Historically, any firm applying for audit registration with ICAEW secured approval for both the UK and Ireland automatically. However, IAASA has become increasingly concerned about the competency of individuals to perform compliant audits in Ireland without a full understanding of the discreet requirements of Irish company and tax law, as the above divergences started to become more pronounced. At the same time, it had become apparent in recent years that the Audit Regulations in meeting Irish obligations risked imposing additional burdens on UK auditors when they had no Irish audits, and this was inconsistent with the Hampton principles on effective regulation under UK law.

After the UK referendum on EU membership in 2016, the Attorney General for Ireland declared in 2017 that UK firms providing audit services into Ireland would no longer sit on the Irish audit register after Brexit. Shortly after this announcement, IAASA asked the RABs, including ICAEW, to advise firms on the steps necessary to recognise potential outcomes from a no-deal Brexit which, given the Attorney General’s declaration, meant some firms making contingency provision to move their audits to another firm based in the Republic of Ireland. During the following eighteen months, the number of firms reporting audit clients in the Republic of Ireland dropped from 100 to 50 as firms made plans ahead of the final outcome of the Brexit negotiations.

In recognition of the falling level of Irish audits, we required firms from January 2020 to opt-in for the first time if they wanted to hold Irish audit registration and to make a formal application for the firm (and separate applications for each proposed Irish responsible individual (RI)) demonstrating the competency levels expected by IAASA. As a result of this opt-in process, the number of Irish firms registered by ICAEW dropped from c. 2,700 to fewer than 40.

The completion of Brexit has resulted in changes in eligibility for audit registration in both the UK and Ireland. In the UK, these were enacted through SI177 in January 2019 while the Irish government has yet to make any statutory change. As the position had become complicated, a decision was taken to separate the Audit Regulations for both countries and, in January 2021, new Audit Regulations were published for the UK only. While the Audit Regulations for the Republic of Ireland remain the same as those issued in January 2020, guidance issued by IAASA has indicated that some of the tests for eligibility are more nuanced post Brexit, recently illustrated by our recent guidance to firms that the ownership tests were more limited in their scope. As over 30 of the remaining ICAEW firms on the Irish Audit Register have only one audit, we are anticipating that most firms will surrender their audits rather than restructure their boards.

Consideration of revocation by the ICAEW Regulatory Board and the ICAEW Board

The ICAEW Regulatory Board considered during 2020 the increasing issues raised by the divergence of law and standards and third country statutory obligations, including the dwindling number of ICAEW registered firms on the Irish Audit Register and the likelihood of this reducing further.
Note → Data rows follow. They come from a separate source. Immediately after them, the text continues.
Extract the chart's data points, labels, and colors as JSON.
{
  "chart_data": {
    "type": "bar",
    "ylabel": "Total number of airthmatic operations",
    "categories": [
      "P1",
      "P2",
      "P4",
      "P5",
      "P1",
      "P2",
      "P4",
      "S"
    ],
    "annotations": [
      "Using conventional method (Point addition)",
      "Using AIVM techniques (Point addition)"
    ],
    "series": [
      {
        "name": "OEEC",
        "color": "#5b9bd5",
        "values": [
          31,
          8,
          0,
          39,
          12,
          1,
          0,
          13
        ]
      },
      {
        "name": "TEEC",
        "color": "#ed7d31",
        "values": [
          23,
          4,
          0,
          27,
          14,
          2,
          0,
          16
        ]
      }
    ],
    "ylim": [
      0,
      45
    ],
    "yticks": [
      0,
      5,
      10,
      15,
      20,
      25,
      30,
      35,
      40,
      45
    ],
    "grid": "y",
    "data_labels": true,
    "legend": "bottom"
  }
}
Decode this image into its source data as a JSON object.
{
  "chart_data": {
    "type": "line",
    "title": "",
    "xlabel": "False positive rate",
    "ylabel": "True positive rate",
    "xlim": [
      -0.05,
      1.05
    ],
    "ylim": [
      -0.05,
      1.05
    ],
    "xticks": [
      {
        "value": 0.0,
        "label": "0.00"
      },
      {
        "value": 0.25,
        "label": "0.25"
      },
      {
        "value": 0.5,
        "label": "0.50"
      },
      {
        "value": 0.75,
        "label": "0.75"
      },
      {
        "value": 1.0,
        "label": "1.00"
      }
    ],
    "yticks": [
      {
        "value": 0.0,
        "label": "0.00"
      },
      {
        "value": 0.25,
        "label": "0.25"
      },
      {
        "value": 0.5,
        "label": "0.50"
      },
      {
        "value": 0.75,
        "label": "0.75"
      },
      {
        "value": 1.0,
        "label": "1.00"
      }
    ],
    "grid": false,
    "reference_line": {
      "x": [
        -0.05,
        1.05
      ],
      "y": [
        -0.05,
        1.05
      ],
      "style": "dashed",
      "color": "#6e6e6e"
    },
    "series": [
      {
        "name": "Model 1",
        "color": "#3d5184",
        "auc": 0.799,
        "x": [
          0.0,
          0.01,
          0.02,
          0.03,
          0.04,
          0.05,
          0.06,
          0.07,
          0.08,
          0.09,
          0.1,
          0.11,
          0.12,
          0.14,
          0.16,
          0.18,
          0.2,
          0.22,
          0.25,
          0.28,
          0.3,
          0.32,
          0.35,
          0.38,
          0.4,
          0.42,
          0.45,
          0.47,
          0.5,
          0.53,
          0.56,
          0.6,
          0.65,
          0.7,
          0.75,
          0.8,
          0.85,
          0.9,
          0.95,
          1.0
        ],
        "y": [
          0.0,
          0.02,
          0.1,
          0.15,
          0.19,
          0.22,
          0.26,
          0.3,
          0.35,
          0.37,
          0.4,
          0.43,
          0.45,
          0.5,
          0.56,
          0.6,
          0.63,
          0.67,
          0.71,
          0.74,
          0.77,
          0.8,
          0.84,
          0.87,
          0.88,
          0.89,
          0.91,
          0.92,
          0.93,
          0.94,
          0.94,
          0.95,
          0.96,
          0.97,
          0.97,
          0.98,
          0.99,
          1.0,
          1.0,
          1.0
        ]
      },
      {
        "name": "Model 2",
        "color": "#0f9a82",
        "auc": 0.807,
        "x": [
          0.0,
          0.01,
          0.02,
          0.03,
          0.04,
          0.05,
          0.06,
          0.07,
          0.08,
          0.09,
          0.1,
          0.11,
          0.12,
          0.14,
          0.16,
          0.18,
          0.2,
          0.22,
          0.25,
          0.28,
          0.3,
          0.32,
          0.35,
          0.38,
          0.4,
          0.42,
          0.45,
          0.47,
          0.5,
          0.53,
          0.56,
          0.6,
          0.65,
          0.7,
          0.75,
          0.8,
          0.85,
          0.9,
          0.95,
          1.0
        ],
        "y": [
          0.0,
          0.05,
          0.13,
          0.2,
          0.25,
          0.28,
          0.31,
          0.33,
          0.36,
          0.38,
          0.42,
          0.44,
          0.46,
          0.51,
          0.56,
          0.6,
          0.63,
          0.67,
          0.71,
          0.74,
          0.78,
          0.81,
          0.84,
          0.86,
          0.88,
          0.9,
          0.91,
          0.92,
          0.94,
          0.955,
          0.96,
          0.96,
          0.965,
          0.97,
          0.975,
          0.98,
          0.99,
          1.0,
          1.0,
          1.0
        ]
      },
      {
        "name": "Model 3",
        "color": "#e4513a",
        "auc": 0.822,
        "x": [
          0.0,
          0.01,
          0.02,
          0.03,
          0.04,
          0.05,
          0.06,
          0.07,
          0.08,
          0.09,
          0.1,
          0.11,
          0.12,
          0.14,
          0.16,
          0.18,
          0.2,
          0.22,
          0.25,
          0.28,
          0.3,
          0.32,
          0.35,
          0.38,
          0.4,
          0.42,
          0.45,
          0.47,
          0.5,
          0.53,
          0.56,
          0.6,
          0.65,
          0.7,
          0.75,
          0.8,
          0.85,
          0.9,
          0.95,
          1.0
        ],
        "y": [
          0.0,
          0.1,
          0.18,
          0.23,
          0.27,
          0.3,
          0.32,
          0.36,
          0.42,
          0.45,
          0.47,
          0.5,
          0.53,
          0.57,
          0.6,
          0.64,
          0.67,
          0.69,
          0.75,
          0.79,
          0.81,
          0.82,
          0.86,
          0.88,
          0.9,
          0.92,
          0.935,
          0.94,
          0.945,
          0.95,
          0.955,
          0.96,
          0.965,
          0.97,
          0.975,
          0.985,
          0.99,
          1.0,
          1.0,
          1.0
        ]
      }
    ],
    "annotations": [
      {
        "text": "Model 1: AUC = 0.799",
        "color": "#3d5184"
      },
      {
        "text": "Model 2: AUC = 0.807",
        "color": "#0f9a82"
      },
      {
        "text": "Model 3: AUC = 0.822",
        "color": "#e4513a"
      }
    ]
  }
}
It was also cognisant of the tension caused by changes it wished to make to the ICAEW bye-laws and regulations and the need for all such arrangements to satisfy IAASA despite the limited amount of work falling within the scope of the bye-laws / regulations.

In December 2020, after IAASA indicated it thought ICAEW should consider a possible revocation of its RAB status, the issue was considered by both the ICAEW Regulatory Board and ICAEW Board and a decision was made to confirm ICAEW’s agreement to start a process to revoke its RAB status, which will also lead automatically to the revocation of ICAEW’s Prescribe Accountancy Body (PAB) status.